Jak was already established when the late Ruth Schaffner bought Gallery Watatu in 1985 from Yony Waite, the Guam-born American artist who co-founded Watatu with the late Robin Anderson and David Hart. Ruth quickly took Jak under her wing and soon became his mentor, mother-figure, accountant and bank. She took his art worldwide, particularly to West Germany and the US where she owned two galleries in Los Angeles; and sold his oil paintings like hotcakes.
Jak, who had never been to school and had only learned how to sign his name from Dr Cooke, grew increasingly reliant on Ruth. There is little doubt that Ruth made a fortune from Jak’s artworks, but since he didn’t keep his own accounts, nor did he know how much his artworks were sold for overseas, no one will ever know the kind of commission Ruth the art dealer took from Jak’s paintings.
What we do know is that Jak was perfectly happy painting in his spacious rented rooms upstairs at the Paradise Hotel on Tom Mboya Street. But Ruth convinced him the neighborhood was so ‘dangerous’ that he needed to move. She shifted him to the most expensive flats in Nairobi, the Norfolk Apartments just next to the historic hotel. She paid his rent out of his earnings which undoubtedly contributed to the penury he incurred in his latter days.
But once Ruth passed on in 1986, Jak refused to move. He continued to pay the rent despite the cramped quarters she had moved him into. Without her regular sales of his art, Jak had very little revenue and thus, his financial problems began immediately upon Ruth’s death.
Jak never recovered from Ruth’s passing. He went into mourning and never got over his grief. Nor was it assuaged by Ruth’s husband, the Ivorian counsel Adama Diawara who took over the gallery after Ruth was gone. When the Ghanaian journalist, Osei Kofi took over the gallery for Diawara, he held an exhibition for Jak around 2007. He shared the limelight with Sane Wadu and Wanyu Brush. But even that didn’t shake Jak out of the doldrums he’d fallen into after losing his beloved Ruth.
Ruth’s death also had a profound effect on his painting. Jak could never reactivate his effortless style of visual storytelling. Despite being pestered for years by art collectors from all over the world who frequently came personally to his Forest Road flat (where he finally moved to after having no choice) to buy his art, he could never regain his creative edge.

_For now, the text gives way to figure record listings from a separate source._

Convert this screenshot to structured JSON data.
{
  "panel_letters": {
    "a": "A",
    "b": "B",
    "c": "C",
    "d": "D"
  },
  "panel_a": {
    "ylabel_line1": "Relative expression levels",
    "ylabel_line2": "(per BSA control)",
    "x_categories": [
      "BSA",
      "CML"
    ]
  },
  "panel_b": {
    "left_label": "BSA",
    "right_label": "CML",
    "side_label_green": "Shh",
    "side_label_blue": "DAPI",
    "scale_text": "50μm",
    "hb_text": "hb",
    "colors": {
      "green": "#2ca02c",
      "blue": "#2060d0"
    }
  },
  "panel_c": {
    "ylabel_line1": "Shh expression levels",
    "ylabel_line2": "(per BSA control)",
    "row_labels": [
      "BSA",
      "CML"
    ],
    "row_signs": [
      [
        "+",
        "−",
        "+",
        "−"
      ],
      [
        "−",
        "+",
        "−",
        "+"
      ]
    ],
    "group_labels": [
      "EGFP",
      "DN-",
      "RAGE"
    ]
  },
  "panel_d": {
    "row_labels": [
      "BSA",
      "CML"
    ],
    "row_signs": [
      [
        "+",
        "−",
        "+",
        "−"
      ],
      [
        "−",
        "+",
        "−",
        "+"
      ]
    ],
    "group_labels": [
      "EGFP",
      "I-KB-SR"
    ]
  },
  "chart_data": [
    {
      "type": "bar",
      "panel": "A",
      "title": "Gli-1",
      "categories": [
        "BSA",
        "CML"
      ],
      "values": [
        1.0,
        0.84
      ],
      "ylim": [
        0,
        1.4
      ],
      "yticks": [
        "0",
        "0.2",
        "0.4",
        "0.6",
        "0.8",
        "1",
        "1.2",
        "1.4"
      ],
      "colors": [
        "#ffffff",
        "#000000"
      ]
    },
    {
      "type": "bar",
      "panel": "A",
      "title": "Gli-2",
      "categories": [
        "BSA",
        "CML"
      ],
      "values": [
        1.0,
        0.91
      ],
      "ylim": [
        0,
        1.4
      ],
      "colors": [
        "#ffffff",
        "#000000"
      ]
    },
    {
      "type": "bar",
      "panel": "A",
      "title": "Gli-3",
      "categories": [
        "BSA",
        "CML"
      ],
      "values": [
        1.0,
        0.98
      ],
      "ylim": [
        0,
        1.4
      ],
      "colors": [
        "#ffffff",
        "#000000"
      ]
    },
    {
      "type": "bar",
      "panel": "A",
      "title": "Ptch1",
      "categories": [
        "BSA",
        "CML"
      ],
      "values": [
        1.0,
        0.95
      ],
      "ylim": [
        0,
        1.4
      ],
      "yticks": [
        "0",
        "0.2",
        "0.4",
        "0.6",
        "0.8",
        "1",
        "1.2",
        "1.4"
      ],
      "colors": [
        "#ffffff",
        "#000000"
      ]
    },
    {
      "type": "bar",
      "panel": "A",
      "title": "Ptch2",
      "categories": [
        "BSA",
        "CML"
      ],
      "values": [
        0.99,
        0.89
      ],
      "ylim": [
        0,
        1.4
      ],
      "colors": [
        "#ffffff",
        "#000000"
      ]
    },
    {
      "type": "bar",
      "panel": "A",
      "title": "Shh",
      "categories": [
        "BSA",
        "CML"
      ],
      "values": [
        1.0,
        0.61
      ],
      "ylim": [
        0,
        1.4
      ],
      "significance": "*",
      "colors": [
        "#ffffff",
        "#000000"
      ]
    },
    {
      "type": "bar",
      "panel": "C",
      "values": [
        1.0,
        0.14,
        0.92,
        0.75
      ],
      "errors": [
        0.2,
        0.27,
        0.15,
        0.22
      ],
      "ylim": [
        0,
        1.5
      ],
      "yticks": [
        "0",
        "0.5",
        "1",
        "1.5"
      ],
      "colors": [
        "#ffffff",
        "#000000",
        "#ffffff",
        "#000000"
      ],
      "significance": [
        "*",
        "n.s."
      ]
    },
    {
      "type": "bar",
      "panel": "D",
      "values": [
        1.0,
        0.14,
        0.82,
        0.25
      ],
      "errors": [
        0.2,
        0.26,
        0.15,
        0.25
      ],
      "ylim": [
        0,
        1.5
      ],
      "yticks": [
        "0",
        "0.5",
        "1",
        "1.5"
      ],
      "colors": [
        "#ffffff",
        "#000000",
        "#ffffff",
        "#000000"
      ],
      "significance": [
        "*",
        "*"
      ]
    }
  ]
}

He soon exhausted his supply of the paintings that expressed the ‘old Jak’. Nonetheless, any time one of his older paintings has gone up for auction, the prices have soared. Many people believe Jak’s art will only accrue in value over time, just as it did for other artists who died poor, such as Vincent Van Gogh and even Rembrandt. But now their paintings are valued as many millions in whatever currency you prefer to quote.
Jak will primarily be remembered for the luminous artworks he created between the 1970s and 1990s. But to his friends, he’ll be remembered as the sweet-spirited gentleman whose skill in visual storytelling was sublime.
Jak was buried quietly at his Kigezi home on October 28, just over a week after he died. Tributes to him continue to pour in on social media. And many Kenyan artists are still waiting to hold a memorial service for Jak, yet they respect the wishes of the family who wanted their father buried quietly without fanfare. Fortunately, his art has already made him immortal and he will always be ranked as one of East Africa’s finest artists.